Point is, depending on how many operators you have or wish to have running trains affects how much staging one needs to get that level of activity.
Hope this helps.
Regards,
Tom
Hi Tom --
Thanks for the advice on how much staging would be needed. Seems like I have been thinking along roughly similar lines to what you have been doing - having a transfer run from the outside, with maybe two locals to set out and pick up before you have enough cars to send a transfer out again.
So each train in staging from the start can generate 4 runs - a transfer from staging to the yard, two locals and a transfer from yard to staging. With three tracks in staging - a train can start on the runthrough track in staging and enter play immediately, I should be good for quite few trains before things start repeating.
I am also planning for trains about the length you have in staging - a little less than 150 cm. Btw - I really like your layout! And recognize some buildings that will also be on my layout (but of course fewer of them on my layout).
How did you set up your waybill system to ensure that you get a reasonable mix of cars to the industries ?
Smile, Stein, in Sorumsand, Norway http://home.online.no/~steinjr/
BRJN wrote: With small children, you will definitely want a continuous loop. My son (age 11) enjoys playing on my switching layout; my daughter (age 5) thinks trains going back and forth is boring.I will use a cassette to get cuts of cars on/off my layout, as soon as I build a few. If you are a reasonably good carpenter (I need a lot more practice), you can use the cassettes and a home-made rack as under-layout storage. Maybe one side of each cassette could be clear plastic? This will help you find individual cars.
Hi there --
I also saw these nifty (but kinda pricey) acrylic "tubes" (square cross-section, see-through), with tracks built into the bottom and a connector that could be hooked up to the track so trains could drive into and out of the acrylic cassette under its own power.
German thingy - called train-safe (http://www.trains-safe.de). Haven't tried them, but looks like a neat concept.
steinjr wrote: Hi Tom -- How did you set up your waybill system to ensure that you get a reasonable mix of cars to the industries ?
Stein, I only recently started working on that.
I have to give credit to Jerry Hopkins (http://users.bigpond.net.au/gerrymmr/index.html) and Wolgang Dudler (http://www.westportterminal.de/).
If you look at the Operations link on Jerry's page, it will lead you to getting the card cards and waybills setup.
I started on the car cards a couple of weeks ago. I'll next do some waybills and try this out on one staging train.
Hey! I wondered where you'd gone!
Glad you haven't been abducted by aliens
How's the plan coming along?
Dave-the-Train wrote: Hey! I wondered where you'd gone! Glad you haven't been abducted by aliens How's the plan coming along?
Hi Dave --
Still working on it. I think I am starting to get satisfied with the mainline, staging and yard setup. What I have now is:
I am now working on where to put industries, struggling with the temptation to cram in a lot of industries and make the whole thing too overloaded again. This is what the layout look like now.

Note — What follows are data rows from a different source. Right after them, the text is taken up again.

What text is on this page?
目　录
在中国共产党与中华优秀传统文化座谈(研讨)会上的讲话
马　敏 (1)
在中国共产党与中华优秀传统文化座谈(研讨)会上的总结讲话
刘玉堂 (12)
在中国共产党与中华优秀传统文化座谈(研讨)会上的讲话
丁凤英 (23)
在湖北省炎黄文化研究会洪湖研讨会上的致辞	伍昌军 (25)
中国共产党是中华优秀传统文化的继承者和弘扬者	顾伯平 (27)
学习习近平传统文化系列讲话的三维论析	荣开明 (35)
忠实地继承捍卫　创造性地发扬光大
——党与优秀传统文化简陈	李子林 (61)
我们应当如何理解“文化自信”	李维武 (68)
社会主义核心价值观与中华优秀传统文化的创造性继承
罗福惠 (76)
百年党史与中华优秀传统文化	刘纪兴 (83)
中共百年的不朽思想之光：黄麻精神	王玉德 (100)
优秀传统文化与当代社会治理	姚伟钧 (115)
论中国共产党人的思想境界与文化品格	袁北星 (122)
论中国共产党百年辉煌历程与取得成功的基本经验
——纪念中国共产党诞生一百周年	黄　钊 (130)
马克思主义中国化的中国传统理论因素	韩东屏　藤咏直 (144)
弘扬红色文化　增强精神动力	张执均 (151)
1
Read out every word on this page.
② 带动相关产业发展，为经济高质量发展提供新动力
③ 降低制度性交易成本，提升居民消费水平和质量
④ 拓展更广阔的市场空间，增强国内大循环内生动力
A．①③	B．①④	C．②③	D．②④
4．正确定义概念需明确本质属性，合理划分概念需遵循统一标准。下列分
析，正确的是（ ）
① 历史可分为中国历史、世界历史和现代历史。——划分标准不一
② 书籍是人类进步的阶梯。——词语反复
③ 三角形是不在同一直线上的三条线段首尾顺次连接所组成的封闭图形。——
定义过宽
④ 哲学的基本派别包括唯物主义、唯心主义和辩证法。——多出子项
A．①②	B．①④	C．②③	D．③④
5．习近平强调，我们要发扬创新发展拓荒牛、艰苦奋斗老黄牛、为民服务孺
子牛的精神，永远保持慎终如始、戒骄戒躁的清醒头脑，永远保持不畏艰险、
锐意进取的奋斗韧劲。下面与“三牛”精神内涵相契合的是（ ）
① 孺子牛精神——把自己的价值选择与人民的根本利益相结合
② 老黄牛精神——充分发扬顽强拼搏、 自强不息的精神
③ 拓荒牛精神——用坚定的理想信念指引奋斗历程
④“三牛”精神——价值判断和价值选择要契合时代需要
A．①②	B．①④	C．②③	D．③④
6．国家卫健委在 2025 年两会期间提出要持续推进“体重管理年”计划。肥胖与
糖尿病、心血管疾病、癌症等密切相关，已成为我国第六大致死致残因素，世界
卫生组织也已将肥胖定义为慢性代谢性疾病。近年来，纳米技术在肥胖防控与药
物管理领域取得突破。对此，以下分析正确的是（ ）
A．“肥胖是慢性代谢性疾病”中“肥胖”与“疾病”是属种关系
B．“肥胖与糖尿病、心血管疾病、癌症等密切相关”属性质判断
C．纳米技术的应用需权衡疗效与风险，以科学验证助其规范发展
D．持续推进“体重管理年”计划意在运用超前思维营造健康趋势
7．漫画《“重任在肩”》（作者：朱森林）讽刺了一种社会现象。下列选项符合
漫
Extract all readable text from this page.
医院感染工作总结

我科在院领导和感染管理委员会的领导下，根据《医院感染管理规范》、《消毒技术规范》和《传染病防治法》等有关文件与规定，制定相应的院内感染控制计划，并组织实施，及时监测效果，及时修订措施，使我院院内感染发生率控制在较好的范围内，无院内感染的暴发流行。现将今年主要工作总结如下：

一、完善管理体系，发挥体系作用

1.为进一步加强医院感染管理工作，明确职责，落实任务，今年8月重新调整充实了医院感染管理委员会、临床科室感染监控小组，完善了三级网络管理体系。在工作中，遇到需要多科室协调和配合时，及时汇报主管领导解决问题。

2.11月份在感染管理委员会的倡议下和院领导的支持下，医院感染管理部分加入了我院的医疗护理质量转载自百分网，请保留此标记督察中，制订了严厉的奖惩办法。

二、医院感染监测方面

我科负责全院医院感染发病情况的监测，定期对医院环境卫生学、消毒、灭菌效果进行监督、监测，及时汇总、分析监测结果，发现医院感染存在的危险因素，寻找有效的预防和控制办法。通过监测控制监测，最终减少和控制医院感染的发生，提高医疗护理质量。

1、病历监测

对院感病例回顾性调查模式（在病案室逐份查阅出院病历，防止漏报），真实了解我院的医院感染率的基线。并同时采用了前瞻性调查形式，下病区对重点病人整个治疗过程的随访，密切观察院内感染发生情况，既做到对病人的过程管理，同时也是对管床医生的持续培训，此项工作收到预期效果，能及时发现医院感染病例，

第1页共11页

Hold it right where it is now on that layout. It's time to "Game out" the plan and see if you are able to run the trains and operate the way you want to.
One idea would be to build a virtual world on Trainz 2006 and actually TRY to run it yourself.
Here is a link to a picture taken from my very first virtual world attempt with one track, switch and a machine shop:
http://img.photobucket.com/albums/v651/fallsvalleyrr/FVRRVirtualStart.png
The first thing I learned from that was that took ALOT of space.